Droht die neue Barbarei also nicht aus der Formierung von Nationalismus und Rassismus, sondern von ideologiefreien Serial killers, die "dem Ursprung der menschlichen Instinkte näher kommen und sich von den zahlreichen Zwängen der Gesellschaft befreien" ("Film-Kritik") wollen, um etwa ihre entschwindende Männlichkeit wiederzugewinnen? Das Beispiel Diesner zeigt, daß die Sache zumindest in Deutschland noch nicht entschieden ist.

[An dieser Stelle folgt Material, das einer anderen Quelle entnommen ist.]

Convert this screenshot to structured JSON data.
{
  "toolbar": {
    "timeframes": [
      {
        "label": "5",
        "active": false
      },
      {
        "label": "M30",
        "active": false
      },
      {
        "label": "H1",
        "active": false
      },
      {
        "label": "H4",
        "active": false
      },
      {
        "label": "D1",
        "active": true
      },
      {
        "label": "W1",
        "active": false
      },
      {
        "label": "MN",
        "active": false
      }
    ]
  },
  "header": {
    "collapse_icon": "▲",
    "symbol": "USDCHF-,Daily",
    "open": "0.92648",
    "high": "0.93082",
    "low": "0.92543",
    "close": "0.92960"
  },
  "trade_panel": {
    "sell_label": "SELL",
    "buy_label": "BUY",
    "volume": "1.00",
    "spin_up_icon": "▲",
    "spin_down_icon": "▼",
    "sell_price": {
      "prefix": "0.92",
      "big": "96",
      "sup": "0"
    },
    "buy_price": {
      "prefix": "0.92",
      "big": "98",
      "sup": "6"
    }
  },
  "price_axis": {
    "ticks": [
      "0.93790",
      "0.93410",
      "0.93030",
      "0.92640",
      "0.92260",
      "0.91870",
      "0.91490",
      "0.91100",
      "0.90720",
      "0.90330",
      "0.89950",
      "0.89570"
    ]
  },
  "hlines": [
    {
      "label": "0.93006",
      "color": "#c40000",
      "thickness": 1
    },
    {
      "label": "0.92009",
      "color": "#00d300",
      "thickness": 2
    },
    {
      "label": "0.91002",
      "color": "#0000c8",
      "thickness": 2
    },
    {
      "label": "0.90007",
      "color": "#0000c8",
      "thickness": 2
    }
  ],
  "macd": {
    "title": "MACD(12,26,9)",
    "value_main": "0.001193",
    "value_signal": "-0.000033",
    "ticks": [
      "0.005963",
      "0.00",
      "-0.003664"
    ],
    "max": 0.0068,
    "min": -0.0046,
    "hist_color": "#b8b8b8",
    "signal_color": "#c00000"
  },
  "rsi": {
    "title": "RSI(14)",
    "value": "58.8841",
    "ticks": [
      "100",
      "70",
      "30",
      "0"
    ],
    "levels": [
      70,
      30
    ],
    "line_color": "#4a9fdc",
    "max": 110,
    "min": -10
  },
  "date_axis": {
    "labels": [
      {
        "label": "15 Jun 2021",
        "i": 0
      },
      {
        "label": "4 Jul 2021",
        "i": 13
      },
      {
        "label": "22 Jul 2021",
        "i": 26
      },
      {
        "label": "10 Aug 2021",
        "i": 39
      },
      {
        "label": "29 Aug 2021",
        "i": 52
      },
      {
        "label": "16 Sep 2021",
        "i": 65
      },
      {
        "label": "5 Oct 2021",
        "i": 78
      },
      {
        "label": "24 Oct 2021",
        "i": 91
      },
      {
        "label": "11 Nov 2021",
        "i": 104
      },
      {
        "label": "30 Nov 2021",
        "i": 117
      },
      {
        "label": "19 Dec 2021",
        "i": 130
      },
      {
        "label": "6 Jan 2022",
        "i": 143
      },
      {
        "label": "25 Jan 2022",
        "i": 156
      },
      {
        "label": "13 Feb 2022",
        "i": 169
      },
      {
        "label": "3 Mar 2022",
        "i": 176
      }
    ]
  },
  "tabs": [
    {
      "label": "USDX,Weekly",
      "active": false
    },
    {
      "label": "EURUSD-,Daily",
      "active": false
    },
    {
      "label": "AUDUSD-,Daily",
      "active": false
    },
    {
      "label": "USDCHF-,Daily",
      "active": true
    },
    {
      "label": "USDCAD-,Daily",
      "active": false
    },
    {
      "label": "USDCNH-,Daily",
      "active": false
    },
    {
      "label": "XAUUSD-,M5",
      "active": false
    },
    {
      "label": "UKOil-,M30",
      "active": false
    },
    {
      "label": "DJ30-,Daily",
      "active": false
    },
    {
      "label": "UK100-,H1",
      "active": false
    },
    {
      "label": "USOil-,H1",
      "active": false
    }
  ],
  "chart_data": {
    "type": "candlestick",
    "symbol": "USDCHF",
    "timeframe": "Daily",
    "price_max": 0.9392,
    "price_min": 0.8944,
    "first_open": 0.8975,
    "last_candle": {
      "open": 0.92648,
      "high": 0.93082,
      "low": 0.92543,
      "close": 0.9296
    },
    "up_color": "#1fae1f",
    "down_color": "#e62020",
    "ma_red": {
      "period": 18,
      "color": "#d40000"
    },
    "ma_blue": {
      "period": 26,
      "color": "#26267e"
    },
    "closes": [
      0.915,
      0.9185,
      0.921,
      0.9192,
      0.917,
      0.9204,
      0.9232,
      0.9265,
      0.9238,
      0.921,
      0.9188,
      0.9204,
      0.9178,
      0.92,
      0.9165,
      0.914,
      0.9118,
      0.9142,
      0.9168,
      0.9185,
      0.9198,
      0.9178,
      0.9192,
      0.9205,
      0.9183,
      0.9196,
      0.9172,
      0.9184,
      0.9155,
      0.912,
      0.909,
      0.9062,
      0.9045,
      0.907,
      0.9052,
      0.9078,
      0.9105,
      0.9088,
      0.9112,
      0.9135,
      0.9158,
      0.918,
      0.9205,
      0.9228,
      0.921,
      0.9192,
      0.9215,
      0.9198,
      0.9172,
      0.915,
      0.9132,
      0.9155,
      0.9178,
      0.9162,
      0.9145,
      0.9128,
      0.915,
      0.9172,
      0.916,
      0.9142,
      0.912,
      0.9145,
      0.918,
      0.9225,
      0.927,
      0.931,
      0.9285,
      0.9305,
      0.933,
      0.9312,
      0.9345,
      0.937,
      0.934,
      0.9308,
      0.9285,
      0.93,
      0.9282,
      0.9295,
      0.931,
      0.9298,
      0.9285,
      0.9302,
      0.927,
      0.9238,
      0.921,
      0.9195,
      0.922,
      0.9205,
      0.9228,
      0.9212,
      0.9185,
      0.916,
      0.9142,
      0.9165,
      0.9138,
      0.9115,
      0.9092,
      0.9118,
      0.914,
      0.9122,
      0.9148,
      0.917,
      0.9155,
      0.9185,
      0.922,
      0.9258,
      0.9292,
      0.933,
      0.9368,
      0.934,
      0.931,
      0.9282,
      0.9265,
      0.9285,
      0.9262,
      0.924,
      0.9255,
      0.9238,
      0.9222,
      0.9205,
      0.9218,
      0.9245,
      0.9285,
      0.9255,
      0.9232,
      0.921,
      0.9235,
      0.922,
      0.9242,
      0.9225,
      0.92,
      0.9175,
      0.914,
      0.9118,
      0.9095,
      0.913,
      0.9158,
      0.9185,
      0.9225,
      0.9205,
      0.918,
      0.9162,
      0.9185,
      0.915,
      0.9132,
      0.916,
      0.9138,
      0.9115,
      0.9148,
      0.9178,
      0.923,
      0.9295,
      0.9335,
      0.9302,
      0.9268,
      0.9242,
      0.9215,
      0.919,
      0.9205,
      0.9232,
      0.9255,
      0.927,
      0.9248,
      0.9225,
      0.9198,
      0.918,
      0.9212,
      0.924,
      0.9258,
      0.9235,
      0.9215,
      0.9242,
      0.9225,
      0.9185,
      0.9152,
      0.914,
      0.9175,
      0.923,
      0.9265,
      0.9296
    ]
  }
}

Einerseits ist Diesner nur ein postmoderner Cowboy, der sich aus Frust über ein davongelaufenes Mädchen in einer für seine Bewegung unproduktiven Gewalttat abreagierte. Andererseits entzündet sich sein Haß aber an seiner "Liebe zu Deutschland", und Feind sind ihm nicht seine Nachbarn und Volksgenossen (wie beim ordinären Amok), sondern all jene, die diese Liebe stören. Man könnte einwenden, daß die große Masse auch der deutschen Kids anders tickt, daß die Kinder von Calvin Klein und Lara Croft nur noch auf die neuesten Produkte von Hifi und Cyberworld abfahren. Auch hier aber wäre ein Einwand aus Minima Moralia zu berücksichtigen: "Die Fülle des wahllos Konsumierten wird unheilvoll. Sie macht es unmöglich, sich zurechtzufinden, und wie man im monströsen Warenhaus nach einem Führer sucht, wartet die zwischen Angeboten eingekeilte Bevölkerung auf den ihren."